Puis, un jour, ton frère est venu te dire que cette terre méritait des serviteurs dévoués à Dieu, des serviteurs fort et non pas faibles. Il t’a même menacé de mort car c’est ce que Dieu voudrait pensait-il.

Tu n’en croyais pas tes yeux et tu lui as répondu que jamais toi tu ne lèverais la main sur lui.

Tu commençais même à comprendre que le diable s’était servi de ton amour pour le confort matériel, pour l’atteindre lui, ton frère pieux à la base – un plus gros gibier – par l’entremise de son ego.

Ton frère était en train de reproduire la même trajectoire que Satan. Satan veut que l’homme lui ressemble, qu’il signe sa propre perte après une vie d’adoration.

C’était donc ça qui se jouait. Tu en avais les larmes aux yeux de ne pouvoir rien faire !

Car tu ne savais pas quoi faire. Personne ne t’écoutait, puisque ton frère a réussi à faire détourner les autres de toi. Tu étais devenu la brebis galeuse.

Alors tu as laissé faire en espérant que ton frère reprenne ses esprits et en espérant trouver une solution rapidement. Tu te promettais de faire des efforts pour t’améliorer toi-même et redonner de la pureté à tes rites et à tes offrandes.

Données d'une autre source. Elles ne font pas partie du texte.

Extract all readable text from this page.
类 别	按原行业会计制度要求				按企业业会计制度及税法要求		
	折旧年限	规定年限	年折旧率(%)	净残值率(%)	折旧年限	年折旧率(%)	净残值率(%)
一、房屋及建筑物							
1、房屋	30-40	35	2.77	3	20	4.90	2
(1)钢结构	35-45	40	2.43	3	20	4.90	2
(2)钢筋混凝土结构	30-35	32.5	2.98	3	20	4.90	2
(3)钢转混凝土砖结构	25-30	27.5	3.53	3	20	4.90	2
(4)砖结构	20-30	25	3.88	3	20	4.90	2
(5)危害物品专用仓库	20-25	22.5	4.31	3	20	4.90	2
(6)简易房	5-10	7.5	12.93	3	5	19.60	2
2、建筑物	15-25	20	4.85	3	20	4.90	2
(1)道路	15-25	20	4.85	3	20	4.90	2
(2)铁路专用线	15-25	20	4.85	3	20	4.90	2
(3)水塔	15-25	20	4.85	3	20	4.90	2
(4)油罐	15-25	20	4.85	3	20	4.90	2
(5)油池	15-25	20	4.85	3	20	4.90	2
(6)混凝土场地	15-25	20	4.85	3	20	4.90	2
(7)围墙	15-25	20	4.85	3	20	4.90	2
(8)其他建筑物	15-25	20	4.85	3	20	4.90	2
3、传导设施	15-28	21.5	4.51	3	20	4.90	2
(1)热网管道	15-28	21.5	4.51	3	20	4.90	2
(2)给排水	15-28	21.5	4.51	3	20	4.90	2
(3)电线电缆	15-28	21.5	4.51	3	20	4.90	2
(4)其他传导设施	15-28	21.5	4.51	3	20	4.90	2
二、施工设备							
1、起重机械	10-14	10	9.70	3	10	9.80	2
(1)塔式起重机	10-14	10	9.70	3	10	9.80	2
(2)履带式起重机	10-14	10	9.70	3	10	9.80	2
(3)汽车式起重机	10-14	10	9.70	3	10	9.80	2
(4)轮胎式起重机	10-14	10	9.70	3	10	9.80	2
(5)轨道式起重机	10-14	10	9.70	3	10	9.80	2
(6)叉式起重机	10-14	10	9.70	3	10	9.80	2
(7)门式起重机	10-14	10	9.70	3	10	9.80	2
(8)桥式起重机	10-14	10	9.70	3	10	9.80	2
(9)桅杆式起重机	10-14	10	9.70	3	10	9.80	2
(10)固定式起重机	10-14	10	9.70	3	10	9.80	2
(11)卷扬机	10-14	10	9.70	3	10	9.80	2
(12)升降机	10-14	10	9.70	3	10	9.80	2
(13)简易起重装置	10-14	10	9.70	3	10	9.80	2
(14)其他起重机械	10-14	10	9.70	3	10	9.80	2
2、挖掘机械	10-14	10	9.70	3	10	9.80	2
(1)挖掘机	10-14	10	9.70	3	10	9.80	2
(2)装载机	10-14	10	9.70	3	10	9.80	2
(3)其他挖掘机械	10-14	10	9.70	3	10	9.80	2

Mais c’est arrivé beaucoup trop vite, beaucoup plus vite que prévu.

Ce jour-là. Tu ne l’as pas vu approcher. Tu as juste senti une ombre… un geste… et son regard noir de désir de tuer… puis la sensation du sang chaud coulant sur ton dos, mais tu n’as ressenti aucune douleur physique.

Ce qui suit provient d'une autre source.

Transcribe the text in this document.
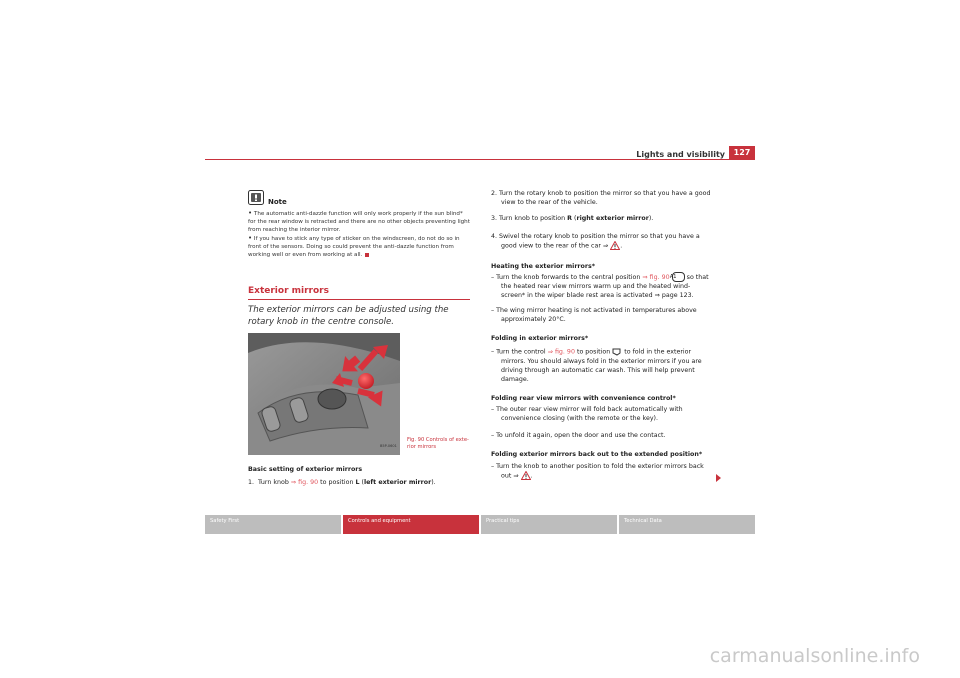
Lights and visibility	127
Note

• The automatic anti-dazzle function will only work properly if the sun blind* for the rear window is retracted and there are no other objects preventing light from reaching the interior mirror.

• If you have to stick any type of sticker on the windscreen, do not do so in front of the sensors. Doing so could prevent the anti-dazzle function from working well or even from working at all.

Exterior mirrors
The exterior mirrors can be adjusted using the rotary knob in the centre console.
B5P-0601
Fig. 90 Controls of exte- rior mirrors
Basic setting of exterior mirrors
1. Turn knob ⇒ fig. 90 to position L (left exterior mirror).
2. Turn the rotary knob to position the mirror so that you have a good view to the rear of the vehicle.
3. Turn knob to position R (right exterior mirror).
4. Swivel the rotary knob to position the mirror so that you have a good view to the rear of the car ⇒ .
Heating the exterior mirrors*
– Turn the knob forwards to the central position ⇒ fig. 90 A1 so that the heated rear view mirrors warm up and the heated wind- screen* in the wiper blade rest area is activated ⇒ page 123.
– The wing mirror heating is not activated in temperatures above approximately 20°C.
Folding in exterior mirrors*
– Turn the control ⇒ fig. 90 to position to fold in the exterior mirrors. You should always fold in the exterior mirrors if you are driving through an automatic car wash. This will help prevent damage.
Folding rear view mirrors with convenience control*
– The outer rear view mirror will fold back automatically with convenience closing (with the remote or the key).
– To unfold it again, open the door and use the contact.
Folding exterior mirrors back out to the extended position*
– Turn the knob to another position to fold the exterior mirrors back out ⇒ .
Safety First	Controls and equipment	Practical tips	Technical Data
carmanualsonline.info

La dernière chose dont tu te souviens, c’est d’avoir entendu la voix du beau cordeau perché sur l’olivier, mais chose bizarre elle sonnait différemment…

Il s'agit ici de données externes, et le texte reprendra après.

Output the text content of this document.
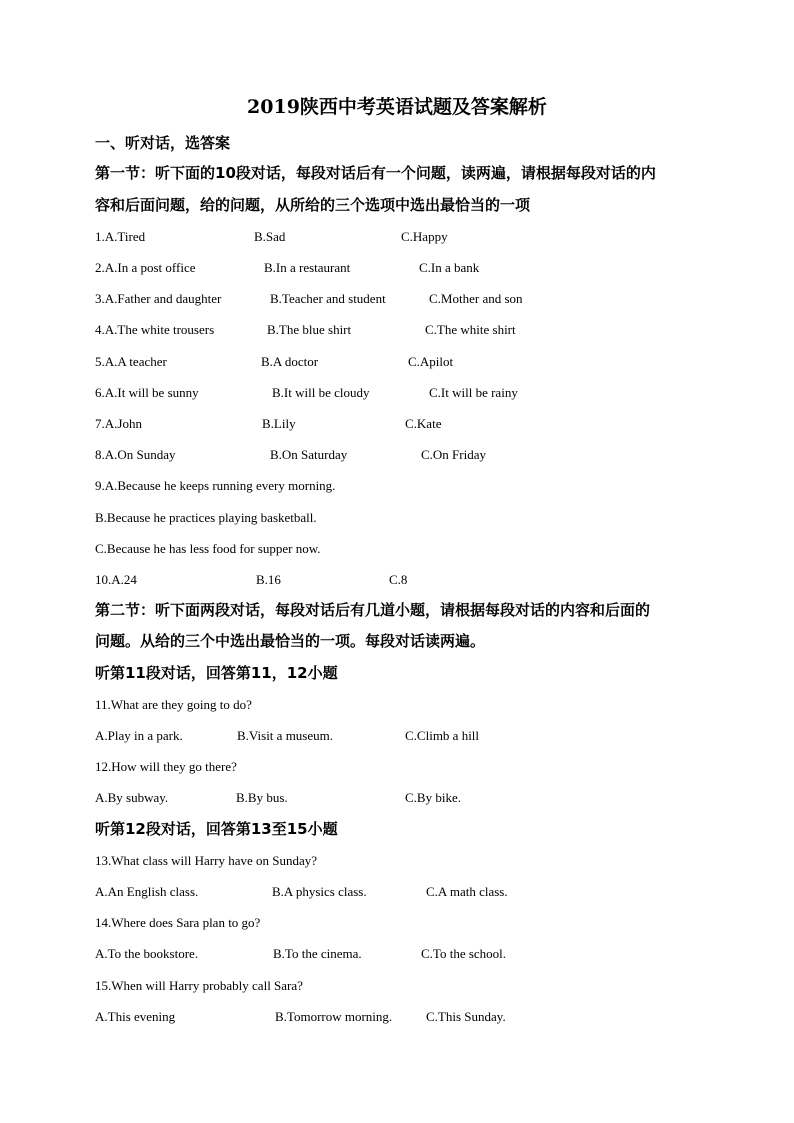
2019陕西中考英语试题及答案解析
一、听对话，选答案
第一节：听下面的10段对话，每段对话后有一个问题，读两遍，请根据每段对话的内
容和后面问题，给的问题，从所给的三个选项中选出最恰当的一项
1.A.Tired	B.Sad	C.Happy
2.A.In a post office	B.In a restaurant	C.In a bank
3.A.Father and daughter	B.Teacher and student	C.Mother and son
4.A.The white trousers	B.The blue shirt	C.The white shirt
5.A.A teacher	B.A doctor	C.Apilot
6.A.It will be sunny	B.It will be cloudy	C.It will be rainy
7.A.John	B.Lily	C.Kate
8.A.On Sunday	B.On Saturday	C.On Friday
9.A.Because he keeps running every morning.
B.Because he practices playing basketball.
C.Because he has less food for supper now.
10.A.24	B.16	C.8
第二节：听下面两段对话，每段对话后有几道小题，请根据每段对话的内容和后面的
问题。从给的三个中选出最恰当的一项。每段对话读两遍。
听第11段对话，回答第11，12小题
11.What are they going to do?
A.Play in a park.	B.Visit a museum.	C.Climb a hill
12.How will they go there?
A.By subway.	B.By bus.	C.By bike.
听第12段对话，回答第13至15小题
13.What class will Harry have on Sunday?
A.An English class.	B.A physics class.	C.A math class.
14.Where does Sara plan to go?
A.To the bookstore.	B.To the cinema.	C.To the school.
15.When will Harry probably call Sara?
A.This evening	B.Tomorrow morning.	C.This Sunday.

Il l’avait fait, vraiment fait !

Il avait tué son frère, sa famille comprendrait son geste. Il était totalement persuadé du bien-fondé de son acte.

Mais la minute d’après, quand il vit ce sang rouge sombre se répandre sous le corps lourd et inerte de son frère il resta perplexe.

Il n’entendait plus rien, ou peut-être juste un ricanement lointain, comme un murmure diabolique du fond de la terre.

Il vit ce beau corbeau s’approcher pas loin. L’oiseau sautillait et commençait à gratter la terre ici et là. Que cherchait-il à gratter comme ceci ? D’ailleurs, était-il en train de creuser la terre ou au contraire de couvrir quelque chose avec cette terre.

En un instant, il comprit le message de Dieu ! Tout devint limpide, comme une révélation.

Malheur à moi s’écria-t-il. Pourquoi ai-je été incapable de cacher les péchés intimes de mon frère. Pourquoi ne l’ai-je pas protégé et aidé à remonter la pente.

Pour l’aider à couvrir ses défauts. Au contraire cela me faisait du bien de les sortir de l’ombre.

Cela me plaisait tellement de me sentir meilleur que lui. Je devais le rabaisser, c’était plus fort que moi, c’était diabolique.

Je me suis senti invincible quand Dieu a accepté mes offrandes.

Jamais, je ne me pardonnerai cet acte barbare. L’humanité entière va en subir les conséquences et le péché de chaque victime de meurtre retombera sur moi.

Il ne savait que faire. Il était tombé trop bas.

Il n’avait pas su préserver l’intimité de son frère vivant. Tout ce qu’il pouvait faire c’est de couvrir cette intimité maintenant qu’il est mort.

Alors, il se mit à imiter le corbeau maintenant et commença à creuser et jeter la terre blanche sur le corps ensanglanté de son frère.

Et tout comme un corbeau de malheur, il erra ici et là sur terre. Il devint muet car incapable de prononcer la moindre parole, sauf quelques sons incompréhensibles semblables au croassement d’un corbeau.

Alerte : Dans la version traditionnelle, on nous apprends que le tueur est celui qui s’est vu refuser l’offrande. C’est le plus plausible. Les versets coraniques laissent toutefois planer un flou car le sujet n’est pas indiqué, seul le pronom (il) est utilisé : ce qui laisse au lecteur le soin de deviner qui des deux frères parle. Ce flou n’est pas tangible dans les traductions.